Citizens for Pure Water also succeeded in a nine-year legal battle to force five Multnomah County officials to repay, out of their own pockets, taxpayer money spent by the County to influence the 1980 fluoridation vote. One of the three county commissioners who voted for the County’s fluoridation campaign, Earl Blumenauer, is a now US congressman. 

In addition, the Oregon Supreme Court decision Burt v. Blumenauer set a new and tougher standard for limiting public money spent on political campaigns that continues to protect voting integrity today.    
 
But fluoridationists don’t seem to take “no” for an answer. In 2007 they launched an aggressive campaign in the Oregon Legislature, planning to mandate fluoridation chemicals at the state level and take away the right of local communities to vote on the issue.

With a determined volunteer-led effort, Oregon Citizens for Safe Drinking Water (OCSDW) narrowly managed to defeat the bill and keep the state’s water protected.

Yet again in 2012, the Portland City Council made an attempt to side-step voters by ordering mandatory fluoridation, despite the fact that Portland voters had already rejected fluoridation three times.
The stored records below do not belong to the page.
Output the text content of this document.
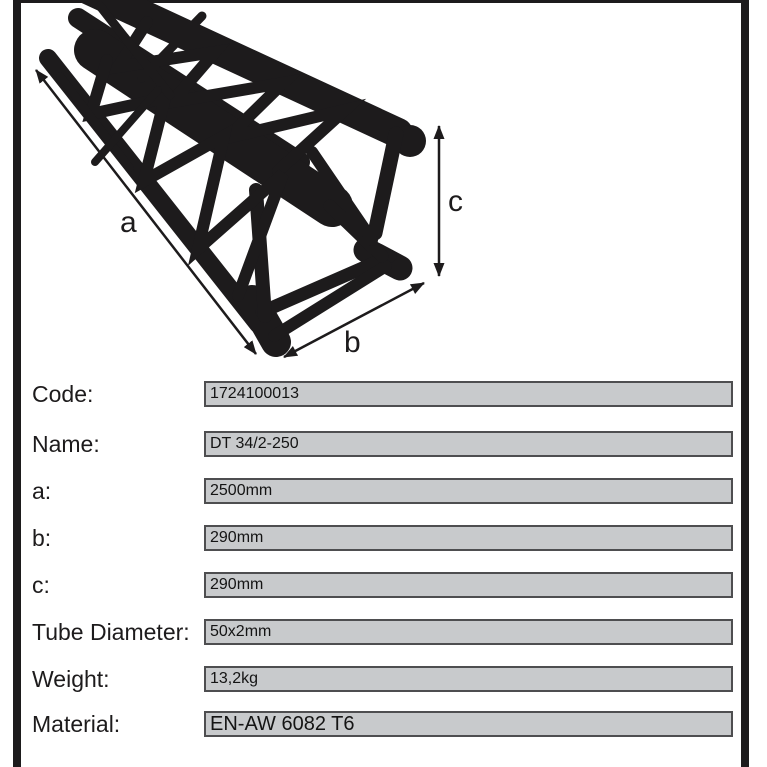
a
b
c
Code:	1724100013
Name:	DT 34/2-250
a:	2500mm
b:	290mm
c:	290mm
Tube Diameter:	50x2mm
Weight:	13,2kg
Material:	EN-AW 6082 T6
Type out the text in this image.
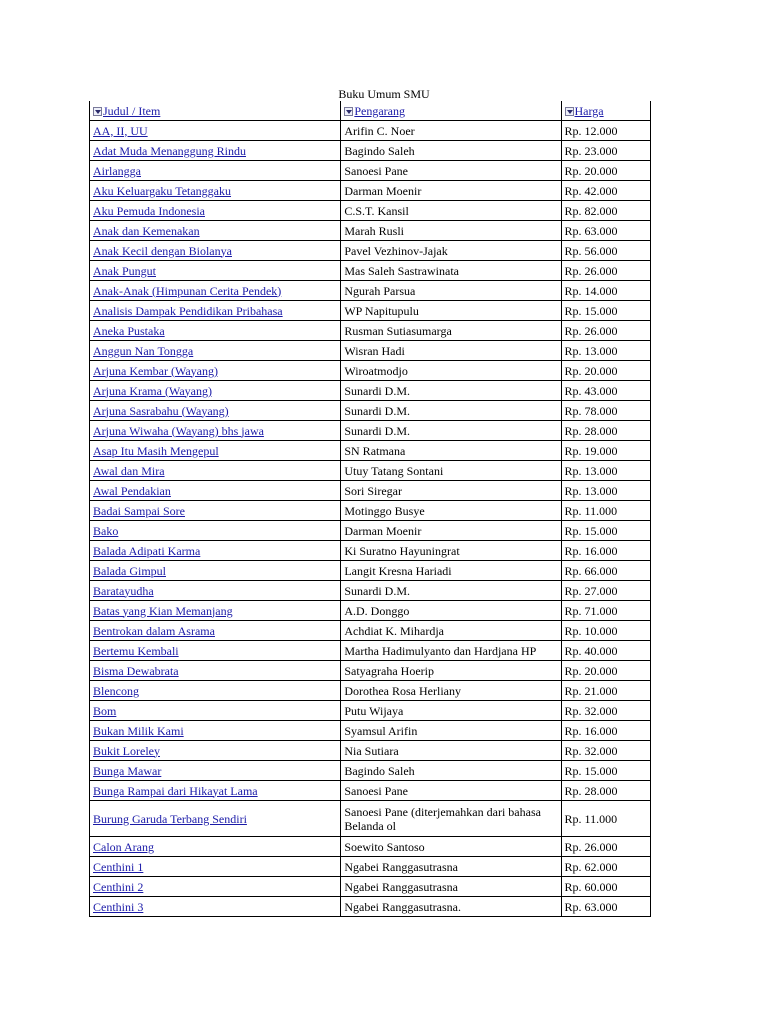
Buku Umum SMU
Judul / Item	Pengarang	Harga
AA, II, UU	Arifin C. Noer	Rp. 12.000
Adat Muda Menanggung Rindu	Bagindo Saleh	Rp. 23.000
Airlangga	Sanoesi Pane	Rp. 20.000
Aku Keluargaku Tetanggaku	Darman Moenir	Rp. 42.000
Aku Pemuda Indonesia	C.S.T. Kansil	Rp. 82.000
Anak dan Kemenakan	Marah Rusli	Rp. 63.000
Anak Kecil dengan Biolanya	Pavel Vezhinov-Jajak	Rp. 56.000
Anak Pungut	Mas Saleh Sastrawinata	Rp. 26.000
Anak-Anak (Himpunan Cerita Pendek)	Ngurah Parsua	Rp. 14.000
Analisis Dampak Pendidikan Pribahasa	WP Napitupulu	Rp. 15.000
Aneka Pustaka	Rusman Sutiasumarga	Rp. 26.000
Anggun Nan Tongga	Wisran Hadi	Rp. 13.000
Arjuna Kembar (Wayang)	Wiroatmodjo	Rp. 20.000
Arjuna Krama (Wayang)	Sunardi D.M.	Rp. 43.000
Arjuna Sasrabahu (Wayang)	Sunardi D.M.	Rp. 78.000
Arjuna Wiwaha (Wayang) bhs jawa	Sunardi D.M.	Rp. 28.000
Asap Itu Masih Mengepul	SN Ratmana	Rp. 19.000
Awal dan Mira	Utuy Tatang Sontani	Rp. 13.000
Awal Pendakian	Sori Siregar	Rp. 13.000
Badai Sampai Sore	Motinggo Busye	Rp. 11.000
Bako	Darman Moenir	Rp. 15.000
Balada Adipati Karma	Ki Suratno Hayuningrat	Rp. 16.000
Balada Gimpul	Langit Kresna Hariadi	Rp. 66.000
Baratayudha	Sunardi D.M.	Rp. 27.000
Batas yang Kian Memanjang	A.D. Donggo	Rp. 71.000
Bentrokan dalam Asrama	Achdiat K. Mihardja	Rp. 10.000
Bertemu Kembali	Martha Hadimulyanto dan Hardjana HP	Rp. 40.000
Bisma Dewabrata	Satyagraha Hoerip	Rp. 20.000
Blencong	Dorothea Rosa Herliany	Rp. 21.000
Bom	Putu Wijaya	Rp. 32.000
Bukan Milik Kami	Syamsul Arifin	Rp. 16.000
Bukit Loreley	Nia Sutiara	Rp. 32.000
Bunga Mawar	Bagindo Saleh	Rp. 15.000
Bunga Rampai dari Hikayat Lama	Sanoesi Pane	Rp. 28.000
Burung Garuda Terbang Sendiri	Sanoesi Pane (diterjemahkan dari bahasa Belanda ol	Rp. 11.000
Calon Arang	Soewito Santoso	Rp. 26.000
Centhini 1	Ngabei Ranggasutrasna	Rp. 62.000
Centhini 2	Ngabei Ranggasutrasna	Rp. 60.000
Centhini 3	Ngabei Ranggasutrasna.	Rp. 63.000
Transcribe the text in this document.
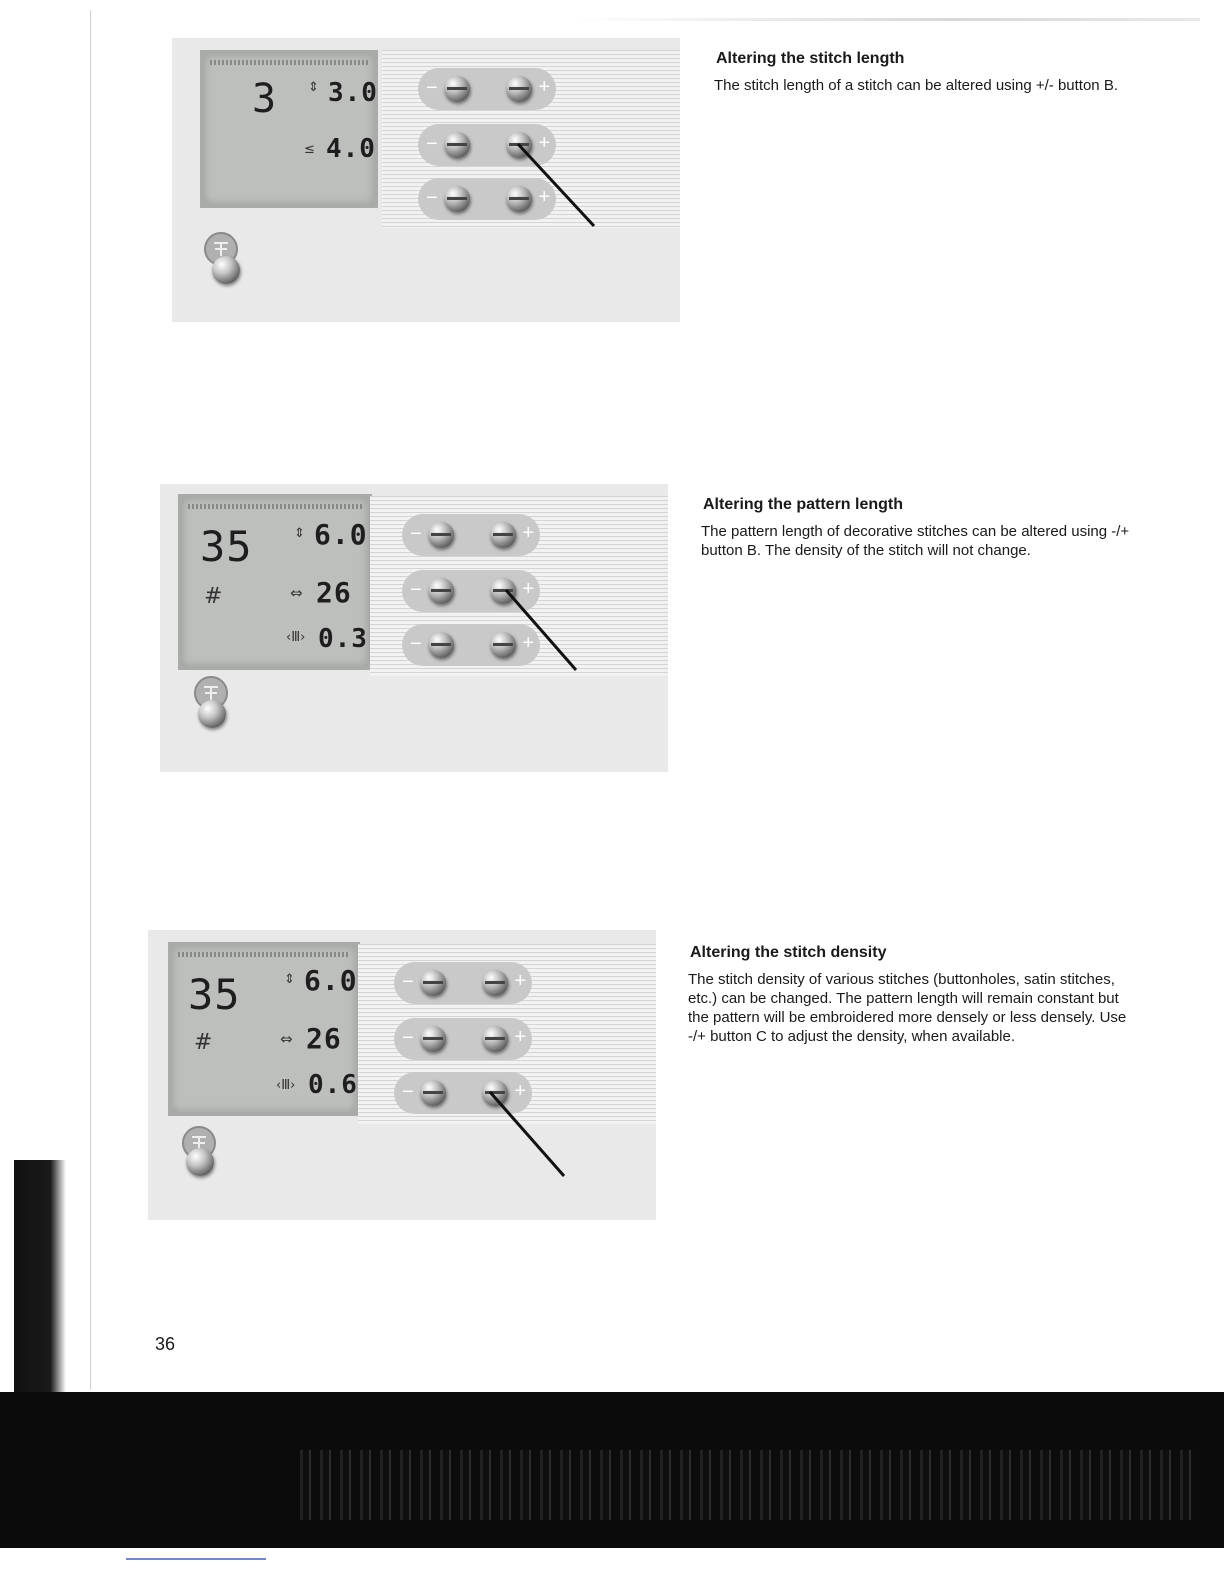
3 ⇕ 3.0
≤ 4.0
−	+
−	+
−	+
Altering the stitch length
The stitch length of a stitch can be altered using +/- button B.
35	⇕ 6.0
#	⇔ 26
‹Ⅲ› 0.3
−	+
−	+
−	+
Altering the pattern length
The pattern length of decorative stitches can be altered using -/+ button B. The density of the stitch will not change.
35	⇕ 6.0
#	⇔ 26
‹Ⅲ› 0.6
−	+
−	+
−	+
Altering the stitch density
The stitch density of various stitches (buttonholes, satin stitches, etc.) can be changed. The pattern length will remain constant but the pattern will be embroidered more densely or less densely. Use -/+ button C to adjust the density, when available.
36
In response to the City Council vote, citizens formed Clean Water Portland (now a part of Clean Water Oregon) and within days hundreds of Portlanders had signed on to help. In an incredible grassroots effort, CWP's largely volunteer team gathered over 43,000 in-person signatures in 30 days, in a successful referendum campaign to force the Council's decision back to the voters. 
 

On a tree-lined sidewalk, smiling volunteers carrying boxes of signed petitions ready to be counted.

Turning in the 43,000 signatures.

Despite being outspent nearly 3-to-1 by fluoridationists, CWP effectively informed voters on the science showing the risks of fluoridation. Opposition to fluoridation came from groups ranging from the Columbia Chapter Sierra Club to the local chapter of the NAACP, to Oregon’s DEQ employees union.

Graph showing communities of color, Latino, African American, and Asian, strongly opposed to fluoridation.

When the ballots were counted in May 2013, Portland voters firmly rejected fluoridation chemicals with 61% of the vote—the fourth time the city has voted against fluoridation.

People marching with signs expressing opposition to fluoridation.

In 2016, Oregon's Dental Director announced his intent to add fluoridation chemicals to 80% of Oregon's drinking water—which could only be achieved by overturning the votes of Portland and many other Oregon cities with a fluoridation mandate in the state legislature.

In 2017, Clean Water Oregon helped kill a bill in the Oregon legislature that could have been a Trojan Horse for a fluoridation mandate.

CWO continues the effort to keep our drinking water clean, as well as advocating for better alternatives to water fluoridation that promote children’s dental health in a manner that is safer and more effective than water fluoridation.